Murasaki Shikibu is the author of The Tale of Genji, but that's not her real name. Like the characters in her novel, the author is known by a title rather than a proper name. Her name was not recorded when she was born in 973 CE in Japan to a minor branch of the powerful Fujiwara clan, which effectively ruled Japan at the time. Her nickname "Murasaki Shikibu" may come from the name of the heroine of The Tale of Genji (Murasaki) and a government post her father held (Shikibu—"Bureau of Ceremonial"). This pen name would not have bothered the author, because in her world people were more often addressed by a title than a personal name.
The story of Genji is full of adventure, poetry, and ritual. He is the son of the Emperor by one of his lower-ranking wives; as such, Genji cannot be made the heir-apparent because that would require him to take the place of the son of a much higher-ranking royal wife. Widely known to be a son of the emperor, and endowed with exceptional abilities and beauty, Genji is a mixture of the royal and the non-royal.
Many of the events in Genji's life seem to be driven by women. What can we make of Genji's many exploits in ladies' bedrooms? Genji the literary character can do things that a real nobleman could not. Throughout the novel, Genji himself remains the perfect gentleman, taking liberties with women that are pardonable only because of his status and his personal beauty, manners, and integrity. His flings are always carried off beautifully, and even respectfully—he never loves and leaves anyone.
His mixture of boldness and sensitivity is what made Genji so irresistible to Japanese readers, who granted him pardon for his exploits because he performed them so thoughtfully and expressed his passion so well. Modern readers might think twice about the main love relationship of the novel, between Genji and Murasaki. He meets her when she is just ten years old and falls in love with her, basically kidnapping her to be raised in his household until she is old enough to marry. A man marrying a much younger woman was a common motif in all world literature until the late nineteenth century, and should not be seen as perverted or tragic in the context of this novel.

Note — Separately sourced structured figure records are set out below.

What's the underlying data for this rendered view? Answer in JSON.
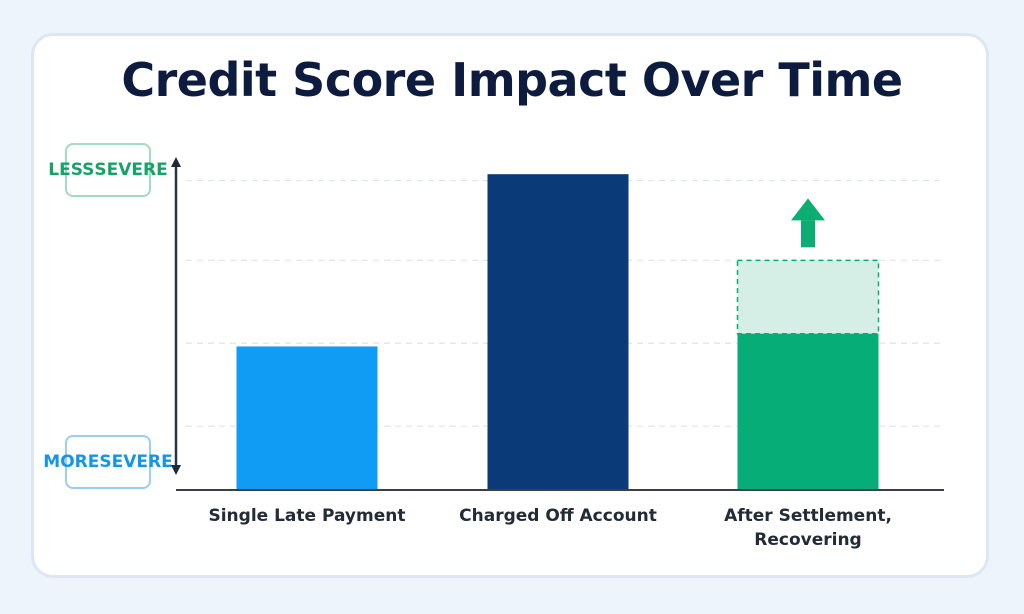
{
  "chart_data": {
    "type": "bar",
    "title": "Credit Score Impact Over Time",
    "axis_indicator": {
      "top_label": [
        "LESS",
        "SEVERE"
      ],
      "bottom_label": [
        "MORE",
        "SEVERE"
      ]
    },
    "categories": [
      "Single Late Payment",
      "Charged Off Account",
      "After Settlement, Recovering"
    ],
    "category_label_lines": [
      [
        "Single Late Payment"
      ],
      [
        "Charged Off Account"
      ],
      [
        "After Settlement,",
        "Recovering"
      ]
    ],
    "values": [
      4.5,
      9.9,
      4.9
    ],
    "recovery_potential": {
      "category": "After Settlement, Recovering",
      "from": 4.9,
      "to": 7.2,
      "style": "dashed, light fill",
      "arrow": "up"
    },
    "ylim": [
      0,
      10
    ],
    "yticks_hidden": true,
    "grid": true,
    "legend": "none",
    "colors": {
      "Single Late Payment": "#109cf4",
      "Charged Off Account": "#0a3b78",
      "After Settlement, Recovering": "#06ad76",
      "recovery_potential": "#d6efe6",
      "arrow": "#0cad72"
    }
  }
}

The Tale of Genji was written by a Japanese woman in the eleventh century CE; that means it was written in phonetic Japanese. Why? Because at that time, important writing was the realm of men, who were supposed to write in Chinese. Women were not supposed to learn Chinese, let alone write in it; the genre of "serious" writing was poetry, so Murasaki would have written her novel in Japanese. Just as Journey to the West was considered low-brow hack writing in sixteenth century China, so too prose romances were thought of as entertainment rather than serious art, fit only for women to write or read or listen to. Murasaki, however, went far beyond the conventions of the romances of her day, infusing her tale with a new poetic depth and seriousness, and giving her characters unprecedented life and complexity.

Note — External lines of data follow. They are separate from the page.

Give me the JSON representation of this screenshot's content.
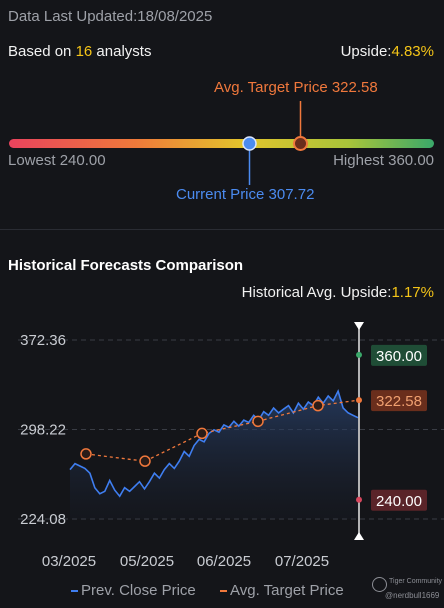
{
  "header": {
    "updated_label": "Data Last Updated:",
    "updated_date": "18/08/2025",
    "based_on_prefix": "Based on ",
    "analyst_count": "16",
    "based_on_suffix": " analysts",
    "upside_label": "Upside:",
    "upside_value": "4.83%"
  },
  "price_range": {
    "avg_target_label": "Avg. Target Price 322.58",
    "lowest_label": "Lowest 240.00",
    "highest_label": "Highest 360.00",
    "current_label": "Current Price 307.72",
    "lowest": 240.0,
    "highest": 360.0,
    "current": 307.72,
    "avg_target": 322.58
  },
  "historical": {
    "title": "Historical Forecasts Comparison",
    "upside_label": "Historical Avg. Upside:",
    "upside_value": "1.17%"
  },
  "legend": {
    "close_label": "Prev. Close Price",
    "avg_label": "Avg. Target Price"
  },
  "watermark": {
    "brand": "Tiger Community",
    "user": "@nerdbull1669"
  },
  "colors": {
    "close_line": "#3f7ef0",
    "avg_target": "#f0783c",
    "high_tag": "#1f4d36",
    "low_tag": "#5a2429",
    "avg_tag": "#6a2e1c",
    "accent_yellow": "#f5c518"
  },
  "chart_data": {
    "type": "line",
    "x_tick_labels": [
      "03/2025",
      "05/2025",
      "06/2025",
      "07/2025"
    ],
    "y_tick_labels": [
      "372.36",
      "298.22",
      "224.08"
    ],
    "ylim": [
      224.08,
      372.36
    ],
    "grid": true,
    "series": [
      {
        "name": "Prev. Close Price",
        "values": [
          265,
          270,
          268,
          266,
          262,
          250,
          245,
          247,
          256,
          248,
          243,
          250,
          247,
          251,
          255,
          249,
          255,
          262,
          258,
          265,
          270,
          266,
          272,
          280,
          276,
          285,
          290,
          288,
          295,
          298,
          296,
          302,
          300,
          305,
          301,
          306,
          304,
          310,
          306,
          313,
          310,
          316,
          312,
          315,
          318,
          312,
          320,
          315,
          321,
          318,
          325,
          320,
          326,
          322,
          330,
          316,
          312,
          310,
          308
        ]
      },
      {
        "name": "Avg. Target Price",
        "points": [
          {
            "x": "03/2025",
            "y": 278
          },
          {
            "x": "04/2025",
            "y": 272
          },
          {
            "x": "05/2025",
            "y": 295
          },
          {
            "x": "06/2025",
            "y": 305
          },
          {
            "x": "07/2025",
            "y": 318
          },
          {
            "x": "08/2025",
            "y": 322.58
          }
        ]
      }
    ],
    "forecast_markers": [
      {
        "label": "360.00",
        "value": 360.0,
        "kind": "high"
      },
      {
        "label": "322.58",
        "value": 322.58,
        "kind": "avg"
      },
      {
        "label": "240.00",
        "value": 240.0,
        "kind": "low"
      }
    ]
  }
}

The poems in the novel are prime examples of indirect speech; in a poem, you could bare the soul in oblique patterns of imagery and allusion, conveying to an astute reader exactly what you were thinking and feeling and wanting to do. There are 795 poems in the novel, and they were a chance for the author as well as her characters to shine and show their breeding, education, and good taste. The Akashi Lady is the best poet in the novel; it is fitting that her daughter by Genji will become Empress.